I recently ran into an issue on an Ubuntu 24.04 server where the system would intermittently hang and become unresponsive. Checking /var/log/syslog
, it seems the onboard Intel network card was the problem.
May 14 01:38:09 server-1 kernel: e1000e 0000:00:1f.6 eno1: Detected Hardware Unit Hang:
...
May 14 01:38:25 server-1 kernel: workqueue: e1000_print_hw_hang [e1000e] hogged CPU for >13333us 4 times, consider switching to WQ_UNBOUND
This repeats every 2 seconds, filling the logs and hogging CPU time. The NIC in question is using the e1000e
driver for the onboard Intel Ethernet controller. This is a known issue with certain Intel NICs and the e1000e
driver. The kernel repeatedly reports a “Hardware Unit Hang” when the NIC’s transmit queue stalls. Apparently, it is more often see this after the system has been up for a while, usually under I/O or network load.
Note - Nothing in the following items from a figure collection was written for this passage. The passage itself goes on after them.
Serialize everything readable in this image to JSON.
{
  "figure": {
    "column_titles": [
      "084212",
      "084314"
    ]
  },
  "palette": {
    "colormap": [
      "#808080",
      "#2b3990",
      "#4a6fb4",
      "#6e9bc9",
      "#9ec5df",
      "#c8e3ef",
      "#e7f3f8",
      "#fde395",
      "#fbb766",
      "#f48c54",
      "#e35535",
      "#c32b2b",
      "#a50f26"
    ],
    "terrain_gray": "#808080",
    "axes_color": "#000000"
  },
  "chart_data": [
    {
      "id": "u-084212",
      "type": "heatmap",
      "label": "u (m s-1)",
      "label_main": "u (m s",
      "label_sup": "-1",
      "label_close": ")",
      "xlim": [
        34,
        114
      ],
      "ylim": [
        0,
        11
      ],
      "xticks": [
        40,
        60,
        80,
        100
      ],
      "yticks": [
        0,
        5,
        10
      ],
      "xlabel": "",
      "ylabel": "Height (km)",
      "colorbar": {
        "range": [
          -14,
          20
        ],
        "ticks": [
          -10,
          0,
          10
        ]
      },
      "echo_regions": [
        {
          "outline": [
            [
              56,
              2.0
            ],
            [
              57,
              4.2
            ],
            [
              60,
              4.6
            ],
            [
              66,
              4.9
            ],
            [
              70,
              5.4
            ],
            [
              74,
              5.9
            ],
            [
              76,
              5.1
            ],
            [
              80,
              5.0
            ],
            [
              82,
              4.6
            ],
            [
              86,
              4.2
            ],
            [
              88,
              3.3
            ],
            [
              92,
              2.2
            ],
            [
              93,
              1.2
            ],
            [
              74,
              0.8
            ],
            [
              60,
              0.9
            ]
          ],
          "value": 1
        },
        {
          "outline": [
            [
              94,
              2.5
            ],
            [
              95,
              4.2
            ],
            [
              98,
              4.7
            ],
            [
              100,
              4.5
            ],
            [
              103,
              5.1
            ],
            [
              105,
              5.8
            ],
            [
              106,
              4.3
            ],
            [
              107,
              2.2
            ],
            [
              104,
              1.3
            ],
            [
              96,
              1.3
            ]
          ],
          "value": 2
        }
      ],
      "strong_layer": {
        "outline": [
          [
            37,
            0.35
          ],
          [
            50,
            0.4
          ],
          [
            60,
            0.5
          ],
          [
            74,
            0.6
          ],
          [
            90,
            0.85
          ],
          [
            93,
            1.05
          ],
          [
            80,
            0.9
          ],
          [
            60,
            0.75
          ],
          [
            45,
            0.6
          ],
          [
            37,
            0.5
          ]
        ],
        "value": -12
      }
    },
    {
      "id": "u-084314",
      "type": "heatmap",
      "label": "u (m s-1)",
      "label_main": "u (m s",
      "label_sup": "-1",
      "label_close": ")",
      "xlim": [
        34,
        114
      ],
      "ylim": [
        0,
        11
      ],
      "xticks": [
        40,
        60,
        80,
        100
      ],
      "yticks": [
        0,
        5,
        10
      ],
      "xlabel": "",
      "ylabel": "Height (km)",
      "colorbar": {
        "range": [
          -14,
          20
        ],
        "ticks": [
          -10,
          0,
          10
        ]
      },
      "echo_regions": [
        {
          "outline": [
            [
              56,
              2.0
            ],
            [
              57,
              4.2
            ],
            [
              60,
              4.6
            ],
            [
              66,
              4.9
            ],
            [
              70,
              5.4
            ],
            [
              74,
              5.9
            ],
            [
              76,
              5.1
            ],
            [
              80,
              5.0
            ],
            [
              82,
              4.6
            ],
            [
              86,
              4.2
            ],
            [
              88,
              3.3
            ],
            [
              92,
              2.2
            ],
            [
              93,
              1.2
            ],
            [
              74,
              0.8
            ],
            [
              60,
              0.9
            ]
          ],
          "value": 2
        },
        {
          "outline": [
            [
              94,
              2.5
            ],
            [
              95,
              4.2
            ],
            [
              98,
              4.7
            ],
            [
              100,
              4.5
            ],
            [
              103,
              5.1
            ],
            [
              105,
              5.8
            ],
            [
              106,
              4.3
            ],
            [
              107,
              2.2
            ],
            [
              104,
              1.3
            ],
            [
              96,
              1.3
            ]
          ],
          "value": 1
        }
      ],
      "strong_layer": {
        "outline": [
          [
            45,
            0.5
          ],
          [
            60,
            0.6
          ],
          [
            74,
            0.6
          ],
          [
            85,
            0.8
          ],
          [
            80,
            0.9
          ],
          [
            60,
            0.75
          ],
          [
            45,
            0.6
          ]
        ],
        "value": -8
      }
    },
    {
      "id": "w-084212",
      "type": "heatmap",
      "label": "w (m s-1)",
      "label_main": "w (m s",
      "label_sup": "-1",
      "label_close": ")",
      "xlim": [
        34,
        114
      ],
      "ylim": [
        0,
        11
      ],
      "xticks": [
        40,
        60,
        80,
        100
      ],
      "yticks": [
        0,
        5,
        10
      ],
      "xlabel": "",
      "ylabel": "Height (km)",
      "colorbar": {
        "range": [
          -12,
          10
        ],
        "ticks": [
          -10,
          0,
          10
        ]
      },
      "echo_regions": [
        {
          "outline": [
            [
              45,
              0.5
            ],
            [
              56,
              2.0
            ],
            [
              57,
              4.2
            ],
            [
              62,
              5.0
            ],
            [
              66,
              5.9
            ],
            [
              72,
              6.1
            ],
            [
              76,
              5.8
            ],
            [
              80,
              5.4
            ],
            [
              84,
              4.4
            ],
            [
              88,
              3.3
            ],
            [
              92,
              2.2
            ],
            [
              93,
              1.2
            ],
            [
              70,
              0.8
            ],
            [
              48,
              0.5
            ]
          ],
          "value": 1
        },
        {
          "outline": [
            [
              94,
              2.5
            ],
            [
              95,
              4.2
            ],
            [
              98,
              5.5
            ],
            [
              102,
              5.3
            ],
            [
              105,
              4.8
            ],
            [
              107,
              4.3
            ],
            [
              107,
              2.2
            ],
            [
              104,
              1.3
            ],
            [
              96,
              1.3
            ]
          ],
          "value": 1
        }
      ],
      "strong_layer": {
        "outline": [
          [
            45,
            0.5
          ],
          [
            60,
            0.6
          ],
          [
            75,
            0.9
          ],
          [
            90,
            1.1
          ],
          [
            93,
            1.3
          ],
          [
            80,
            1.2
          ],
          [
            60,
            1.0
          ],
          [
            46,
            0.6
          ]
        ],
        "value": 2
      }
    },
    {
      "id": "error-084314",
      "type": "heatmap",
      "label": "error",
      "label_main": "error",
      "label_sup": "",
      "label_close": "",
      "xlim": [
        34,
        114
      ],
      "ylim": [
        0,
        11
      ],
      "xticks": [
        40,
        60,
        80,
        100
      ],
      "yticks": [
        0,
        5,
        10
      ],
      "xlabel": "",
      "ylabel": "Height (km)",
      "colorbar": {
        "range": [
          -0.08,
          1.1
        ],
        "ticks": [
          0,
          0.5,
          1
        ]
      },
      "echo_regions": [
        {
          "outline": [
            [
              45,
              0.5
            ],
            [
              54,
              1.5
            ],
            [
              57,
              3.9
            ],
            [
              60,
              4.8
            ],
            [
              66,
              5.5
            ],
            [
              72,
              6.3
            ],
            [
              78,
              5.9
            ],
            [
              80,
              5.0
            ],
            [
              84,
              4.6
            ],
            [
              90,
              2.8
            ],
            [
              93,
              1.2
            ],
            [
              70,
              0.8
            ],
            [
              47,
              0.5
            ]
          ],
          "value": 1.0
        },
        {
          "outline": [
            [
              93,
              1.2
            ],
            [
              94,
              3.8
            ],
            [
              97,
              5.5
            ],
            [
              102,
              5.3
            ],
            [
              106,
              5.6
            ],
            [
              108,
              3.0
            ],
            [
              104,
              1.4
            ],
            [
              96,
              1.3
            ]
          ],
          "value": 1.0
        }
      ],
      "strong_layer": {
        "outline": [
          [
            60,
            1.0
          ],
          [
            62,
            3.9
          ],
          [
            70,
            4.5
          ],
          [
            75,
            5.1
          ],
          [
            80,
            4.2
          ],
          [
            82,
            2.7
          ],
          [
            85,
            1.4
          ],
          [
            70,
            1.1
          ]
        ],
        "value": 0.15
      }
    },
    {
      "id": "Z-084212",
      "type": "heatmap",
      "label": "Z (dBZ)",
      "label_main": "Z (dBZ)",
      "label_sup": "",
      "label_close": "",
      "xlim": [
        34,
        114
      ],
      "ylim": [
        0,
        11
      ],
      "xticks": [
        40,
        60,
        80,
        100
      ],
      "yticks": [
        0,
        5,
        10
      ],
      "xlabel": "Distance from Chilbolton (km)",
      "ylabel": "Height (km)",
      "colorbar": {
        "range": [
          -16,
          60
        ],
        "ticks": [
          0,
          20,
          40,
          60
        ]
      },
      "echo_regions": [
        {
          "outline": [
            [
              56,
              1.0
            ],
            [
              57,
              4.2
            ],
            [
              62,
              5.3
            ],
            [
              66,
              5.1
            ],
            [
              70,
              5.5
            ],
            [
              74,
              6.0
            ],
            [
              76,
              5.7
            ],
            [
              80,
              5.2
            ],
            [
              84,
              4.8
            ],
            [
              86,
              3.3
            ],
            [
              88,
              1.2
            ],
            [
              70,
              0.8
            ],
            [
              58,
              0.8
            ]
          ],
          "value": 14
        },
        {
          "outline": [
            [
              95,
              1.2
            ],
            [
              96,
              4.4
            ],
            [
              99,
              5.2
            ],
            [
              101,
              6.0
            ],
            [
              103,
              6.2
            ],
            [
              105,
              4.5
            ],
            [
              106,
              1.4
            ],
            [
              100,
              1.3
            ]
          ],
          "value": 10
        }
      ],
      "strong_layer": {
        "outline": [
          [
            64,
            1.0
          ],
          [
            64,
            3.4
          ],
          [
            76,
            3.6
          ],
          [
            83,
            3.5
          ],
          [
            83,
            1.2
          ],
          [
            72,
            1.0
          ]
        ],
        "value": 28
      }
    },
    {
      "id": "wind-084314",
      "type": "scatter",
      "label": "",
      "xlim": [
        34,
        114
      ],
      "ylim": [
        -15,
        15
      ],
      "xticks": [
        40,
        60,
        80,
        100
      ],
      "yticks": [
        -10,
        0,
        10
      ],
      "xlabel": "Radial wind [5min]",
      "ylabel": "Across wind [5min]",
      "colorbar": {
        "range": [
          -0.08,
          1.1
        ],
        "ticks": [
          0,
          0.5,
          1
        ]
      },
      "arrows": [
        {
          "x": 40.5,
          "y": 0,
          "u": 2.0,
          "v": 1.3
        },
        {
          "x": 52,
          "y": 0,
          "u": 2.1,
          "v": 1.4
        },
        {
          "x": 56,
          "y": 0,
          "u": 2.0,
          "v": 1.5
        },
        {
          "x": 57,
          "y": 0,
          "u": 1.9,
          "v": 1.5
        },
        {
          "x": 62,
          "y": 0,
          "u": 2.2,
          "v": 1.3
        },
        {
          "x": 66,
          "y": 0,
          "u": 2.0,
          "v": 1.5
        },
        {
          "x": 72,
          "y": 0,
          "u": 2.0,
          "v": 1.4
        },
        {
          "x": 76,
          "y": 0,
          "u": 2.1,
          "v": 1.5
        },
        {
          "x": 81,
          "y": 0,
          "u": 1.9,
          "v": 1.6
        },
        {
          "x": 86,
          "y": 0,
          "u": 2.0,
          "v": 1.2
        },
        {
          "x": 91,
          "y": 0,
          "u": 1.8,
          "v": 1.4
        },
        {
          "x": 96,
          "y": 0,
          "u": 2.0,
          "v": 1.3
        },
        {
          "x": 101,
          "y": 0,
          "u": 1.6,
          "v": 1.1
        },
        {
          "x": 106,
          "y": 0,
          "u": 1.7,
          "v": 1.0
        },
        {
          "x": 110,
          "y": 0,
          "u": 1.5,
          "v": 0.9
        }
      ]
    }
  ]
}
Power-saving features and offloads like ASPM and TSO seem to trigger or worsen it.
Fixing e1000_print_hw_hang
1. Disable TSO (TCP Segmentation Offload)
This stops the NIC from offloading TCP segmentation — which can misbehave on this driver.
sudo ethtool -K eno1 tso off
But this won’t persist after reboot, so we’ll make it stick with a systemd
service…
Make TSO Setting Persistent with systemd
Create a service file:
sudo nano /etc/systemd/system/disable-tso.service
Paste this in:
[Unit]
Description=Disable TSO on eno1
After=network.target
[Service]
Type=oneshot
ExecStart=/sbin/ethtool -K eno1 tso off
RemainAfterExit=yes
[Install]
WantedBy=multi-user.target
Enable it:
sudo systemctl daemon-reexec
sudo systemctl enable disable-tso.service
Optional: start it now without rebooting:
sudo systemctl start disable-tso.service
2. Disable PCIe ASPM via GRUB
Edit the GRUB config:
sudo nano /etc/default/grub
Find this line:
GRUB_CMDLINE_LINUX_DEFAULT="quiet splash"
And change it to:
GRUB_CMDLINE_LINUX_DEFAULT="quiet splash pcie_aspm=off"
Then update grub:
sudo update-grub
After these changes, the e1000e
driver should became stable again.